Thursday, 29 September 2016

Maximilan's fan and other hidden fan treasures

When traveling through Europe during the holiday season, one question is always: Are there somewhere fans? You may call it special interest or obsession, but there it is. And one can, indeed, make some "trouvailles". This happened in Padua (Padova) where the Zuckermann Palace, Corso Giuseppe Garibaldi 33 houses the Museum of Applied Arts. Already when approaching it, one sees in one window of the facade a big fan:
The museum shows some fans from the 18th and 19th century in its permanent exhibition, as well as paintings that feature fans: 
Most interesting monture (ca.1720) with a leaf a hundred years younger  
Beautiful 18th century fan with mother of pearl sticks
 Portrait of a lady (detail), last quarter of the 18th century. 

If one goes up to the last floor in the same building, one enters the "Bottacin Museum", the legacy of Nicolò Bottacin (1805 Vicenza-1876 Padova). He was a famous collector, experienced botanist and held important public positions in Trieste. Part of the cultural elite, he was a friend of Archduke Maximilian who visited him often in the Villa Bottacin. More than 50.000 coins are part of his collection, together with arms and armour. But if one penetrates all rooms towards the last, one gets to an unexpected exhibit: a glazed wooden case with a hat and a fan. 

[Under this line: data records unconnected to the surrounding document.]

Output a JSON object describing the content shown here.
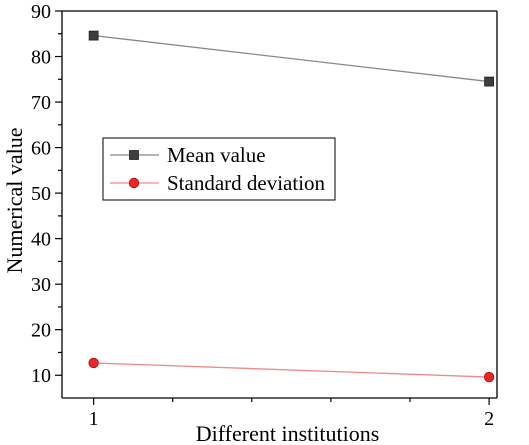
{
  "chart_data": {
    "type": "line",
    "xlabel": "Different institutions",
    "ylabel": "Numerical value",
    "x": [
      1,
      2
    ],
    "xticks": [
      "1",
      "2"
    ],
    "xlim": [
      0.92,
      2.02
    ],
    "ylim": [
      5,
      90
    ],
    "yticks": [
      "10",
      "20",
      "30",
      "40",
      "50",
      "60",
      "70",
      "80",
      "90"
    ],
    "grid": false,
    "legend_position": "middle-left",
    "series": [
      {
        "name": "Mean value",
        "values": [
          84.6,
          74.5
        ],
        "marker": "square",
        "color": "#3d3d3d",
        "line_color": "#888888"
      },
      {
        "name": "Standard deviation",
        "values": [
          12.7,
          9.6
        ],
        "marker": "circle",
        "color": "#e8262a",
        "line_color": "#f08a8a"
      }
    ]
  }
}
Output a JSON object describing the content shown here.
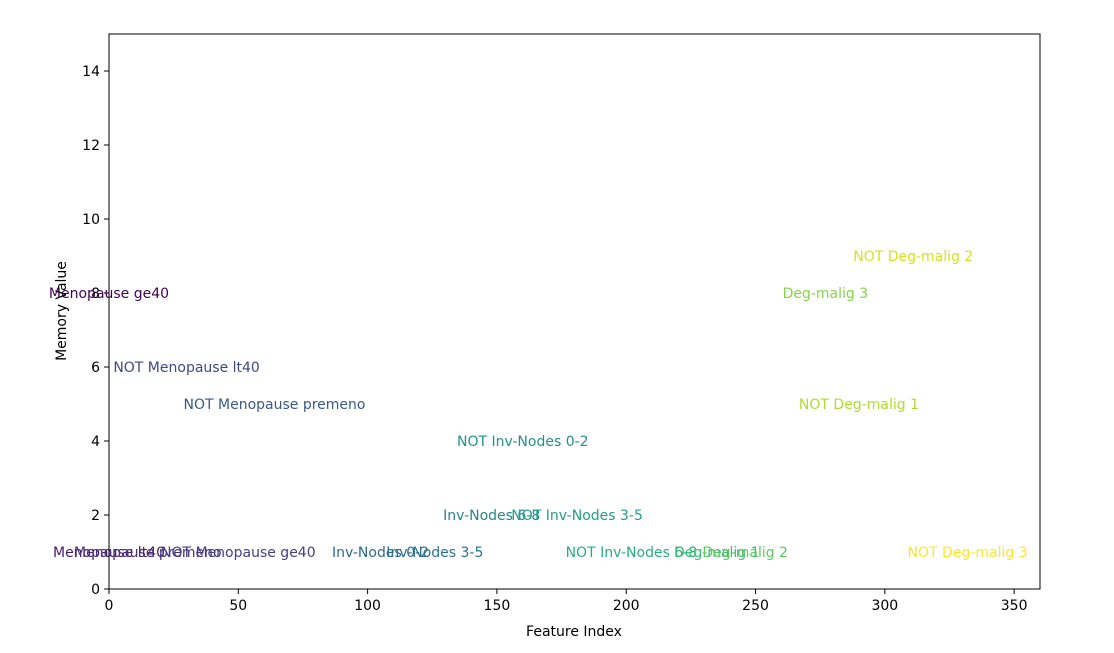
{
  "chart_data": {
    "type": "scatter",
    "title": "",
    "xlabel": "Feature Index",
    "ylabel": "Memory Value",
    "xlim": [
      0,
      360
    ],
    "ylim": [
      0,
      15
    ],
    "xticks": [
      0,
      50,
      100,
      150,
      200,
      250,
      300,
      350
    ],
    "yticks": [
      0,
      2,
      4,
      6,
      8,
      10,
      12,
      14
    ],
    "grid": false,
    "colormap": "viridis",
    "points": [
      {
        "x": 0,
        "y": 8,
        "label": "Menopause ge40",
        "color": "#440154"
      },
      {
        "x": 0,
        "y": 1,
        "label": "Menopause lt40",
        "color": "#48186a"
      },
      {
        "x": 15,
        "y": 1,
        "label": "Menopause premeno",
        "color": "#472d7b"
      },
      {
        "x": 30,
        "y": 6,
        "label": "NOT Menopause lt40",
        "color": "#3e4989"
      },
      {
        "x": 50,
        "y": 1,
        "label": "NOT Menopause ge40",
        "color": "#424086"
      },
      {
        "x": 64,
        "y": 5,
        "label": "NOT Menopause premeno",
        "color": "#38598c"
      },
      {
        "x": 105,
        "y": 1,
        "label": "Inv-Nodes 0-2",
        "color": "#30698e"
      },
      {
        "x": 126,
        "y": 1,
        "label": "Inv-Nodes 3-5",
        "color": "#2c718e"
      },
      {
        "x": 148,
        "y": 2,
        "label": "Inv-Nodes 6-8",
        "color": "#24868e"
      },
      {
        "x": 160,
        "y": 4,
        "label": "NOT Inv-Nodes 0-2",
        "color": "#21918c"
      },
      {
        "x": 181,
        "y": 2,
        "label": "NOT Inv-Nodes 3-5",
        "color": "#1fa088"
      },
      {
        "x": 202,
        "y": 1,
        "label": "NOT Inv-Nodes 6-8",
        "color": "#28ae80"
      },
      {
        "x": 235,
        "y": 1,
        "label": "Deg-malig 1",
        "color": "#3fbc73"
      },
      {
        "x": 246,
        "y": 1,
        "label": "Deg-malig 2",
        "color": "#5ec962"
      },
      {
        "x": 277,
        "y": 8,
        "label": "Deg-malig 3",
        "color": "#84d44b"
      },
      {
        "x": 290,
        "y": 5,
        "label": "NOT Deg-malig 1",
        "color": "#addc30"
      },
      {
        "x": 311,
        "y": 9,
        "label": "NOT Deg-malig 2",
        "color": "#d8e219"
      },
      {
        "x": 332,
        "y": 1,
        "label": "NOT Deg-malig 3",
        "color": "#fde725"
      }
    ]
  }
}
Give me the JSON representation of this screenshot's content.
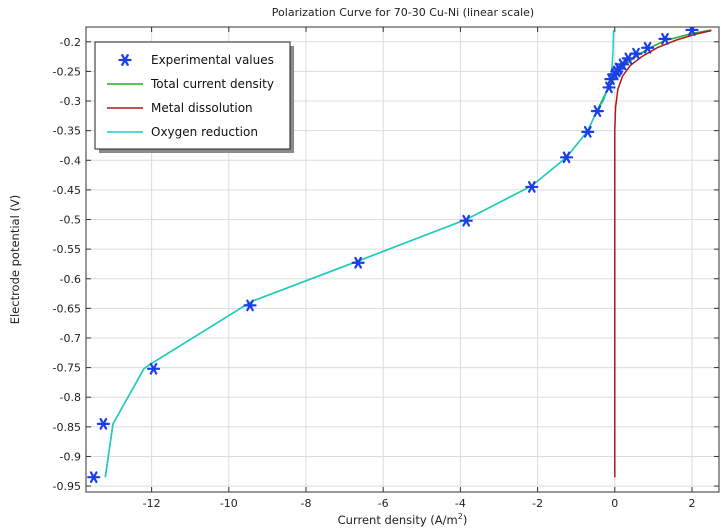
{
  "chart_data": {
    "type": "line",
    "title": "Polarization Curve for 70-30 Cu-Ni (linear scale)",
    "xlabel": "Current density (A/m",
    "xlabel_sup": "2",
    "xlabel_close": ")",
    "ylabel": "Electrode potential (V)",
    "xlim": [
      -13.7,
      2.7
    ],
    "ylim": [
      -0.96,
      -0.175
    ],
    "x_ticks": [
      -12,
      -10,
      -8,
      -6,
      -4,
      -2,
      0,
      2
    ],
    "x_tick_labels": [
      "-12",
      "-10",
      "-8",
      "-6",
      "-4",
      "-2",
      "0",
      "2"
    ],
    "y_ticks": [
      -0.95,
      -0.9,
      -0.85,
      -0.8,
      -0.75,
      -0.7,
      -0.65,
      -0.6,
      -0.55,
      -0.5,
      -0.45,
      -0.4,
      -0.35,
      -0.3,
      -0.25,
      -0.2
    ],
    "y_tick_labels": [
      "-0.95",
      "-0.9",
      "-0.85",
      "-0.8",
      "-0.75",
      "-0.7",
      "-0.65",
      "-0.6",
      "-0.55",
      "-0.5",
      "-0.45",
      "-0.4",
      "-0.35",
      "-0.3",
      "-0.25",
      "-0.2"
    ],
    "grid": true,
    "legend_position": "top-left",
    "series": [
      {
        "name": "Experimental values",
        "kind": "scatter",
        "marker": "asterisk",
        "color": "#1a3ee8",
        "x": [
          -13.5,
          -13.25,
          -11.95,
          -9.45,
          -6.65,
          -3.85,
          -2.15,
          -1.25,
          -0.7,
          -0.45,
          -0.15,
          -0.1,
          0.0,
          0.05,
          0.1,
          0.2,
          0.35,
          0.55,
          0.85,
          1.3,
          2.0
        ],
        "y": [
          -0.935,
          -0.845,
          -0.752,
          -0.645,
          -0.573,
          -0.502,
          -0.445,
          -0.395,
          -0.352,
          -0.317,
          -0.277,
          -0.263,
          -0.255,
          -0.25,
          -0.245,
          -0.238,
          -0.228,
          -0.22,
          -0.21,
          -0.195,
          -0.18
        ]
      },
      {
        "name": "Total current density",
        "kind": "line",
        "color": "#22b022",
        "x": [
          -13.2,
          -13.0,
          -12.2,
          -12.05,
          -9.5,
          -9.4,
          -6.65,
          -3.85,
          -2.15,
          -1.25,
          -0.7,
          -0.45,
          -0.2,
          -0.05,
          0.05,
          0.15,
          0.3,
          0.55,
          0.85,
          1.3,
          2.0,
          2.5
        ],
        "y": [
          -0.935,
          -0.845,
          -0.752,
          -0.745,
          -0.642,
          -0.638,
          -0.57,
          -0.5,
          -0.443,
          -0.395,
          -0.35,
          -0.315,
          -0.282,
          -0.265,
          -0.255,
          -0.247,
          -0.237,
          -0.225,
          -0.212,
          -0.198,
          -0.186,
          -0.18
        ]
      },
      {
        "name": "Metal dissolution",
        "kind": "line",
        "color": "#b01818",
        "x": [
          0.0,
          0.0,
          0.0,
          0.0,
          0.0,
          0.02,
          0.08,
          0.2,
          0.4,
          0.7,
          1.1,
          1.6,
          2.1,
          2.5
        ],
        "y": [
          -0.935,
          -0.8,
          -0.6,
          -0.45,
          -0.35,
          -0.31,
          -0.28,
          -0.258,
          -0.24,
          -0.225,
          -0.21,
          -0.197,
          -0.187,
          -0.181
        ]
      },
      {
        "name": "Oxygen reduction",
        "kind": "line",
        "color": "#1ccccc",
        "x": [
          -13.2,
          -13.0,
          -12.2,
          -12.05,
          -9.5,
          -9.4,
          -6.65,
          -3.85,
          -2.15,
          -1.25,
          -0.7,
          -0.45,
          -0.3,
          -0.2,
          -0.12,
          -0.08,
          -0.05,
          -0.03
        ],
        "y": [
          -0.935,
          -0.845,
          -0.752,
          -0.745,
          -0.642,
          -0.638,
          -0.57,
          -0.5,
          -0.443,
          -0.395,
          -0.35,
          -0.315,
          -0.3,
          -0.282,
          -0.265,
          -0.25,
          -0.22,
          -0.18
        ]
      }
    ]
  }
}
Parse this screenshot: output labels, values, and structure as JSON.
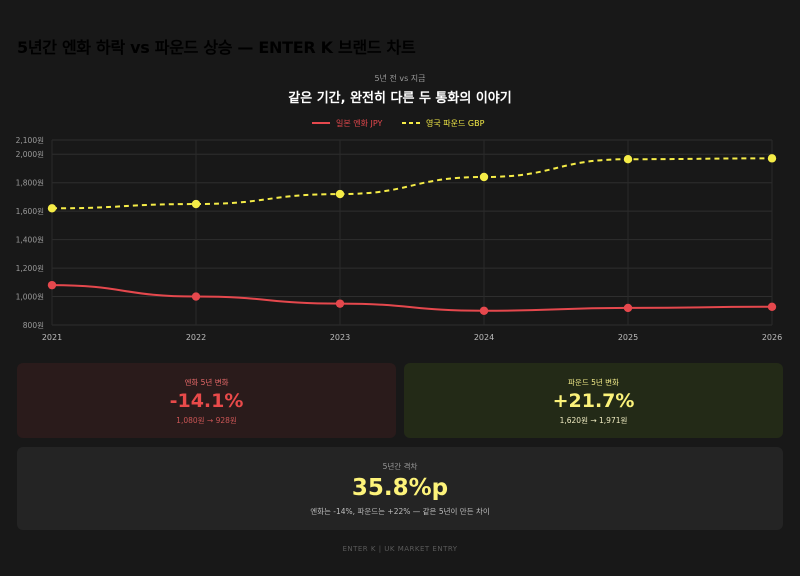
{
  "page": {
    "title": "5년간 엔화 하락 vs 파운드 상승 — ENTER K 브랜드 차트"
  },
  "chart_data": {
    "type": "line",
    "subtitle": "5년 전 vs 지금",
    "title": "같은 기간, 완전히 다른 두 통화의 이야기",
    "x": [
      "2021",
      "2022",
      "2023",
      "2024",
      "2025",
      "2026"
    ],
    "ylim": [
      800,
      2100
    ],
    "yticks": [
      800,
      1000,
      1200,
      1400,
      1600,
      1800,
      2000,
      2100
    ],
    "ytick_labels": [
      "800원",
      "1,000원",
      "1,200원",
      "1,400원",
      "1,600원",
      "1,800원",
      "2,000원",
      "2,100원"
    ],
    "grid": true,
    "legend_position": "top",
    "series": [
      {
        "name": "일본 엔화 JPY",
        "values": [
          1080,
          1000,
          950,
          900,
          920,
          928
        ],
        "color": "#e5484d",
        "dash": false
      },
      {
        "name": "영국 파운드 GBP",
        "values": [
          1620,
          1650,
          1720,
          1840,
          1965,
          1971
        ],
        "color": "#f5ec47",
        "dash": true
      }
    ]
  },
  "cards": {
    "jpy": {
      "label": "엔화 5년 변화",
      "value": "-14.1%",
      "detail": "1,080원 → 928원"
    },
    "gbp": {
      "label": "파운드 5년 변화",
      "value": "+21.7%",
      "detail": "1,620원 → 1,971원"
    },
    "gap": {
      "label": "5년간 격차",
      "value": "35.8%p",
      "detail": "엔화는 -14%, 파운드는 +22% — 같은 5년이 만든 차이"
    }
  },
  "footer": "ENTER K | UK MARKET ENTRY"
}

 The sombrero and fan used by Emperor Maximilian of Mexico

When Maximilian was assassinated in Querétaro (Mexico) in 1867, N. Bottacin asked, as a token of his friendship with Maximilian, for some memorabilia. And he got the hat and fan, in the original case with the Mexican eagle on top. 
From Maximilian, it is only a short mental step to Franz-Joseph's Vienna. The Museum of Applied Arts (MAK) shows wonderful Art Nouveau objects in its permanent exhibition. Amongst them a fan made by Wiener Werkstätte:  
Fan made by Wiener Werkstätte with tissue called "Kropftaube" ("pouter pigeon") designed by C.O. Czeschka, ca. 1910; silk, wooden sticks painted white.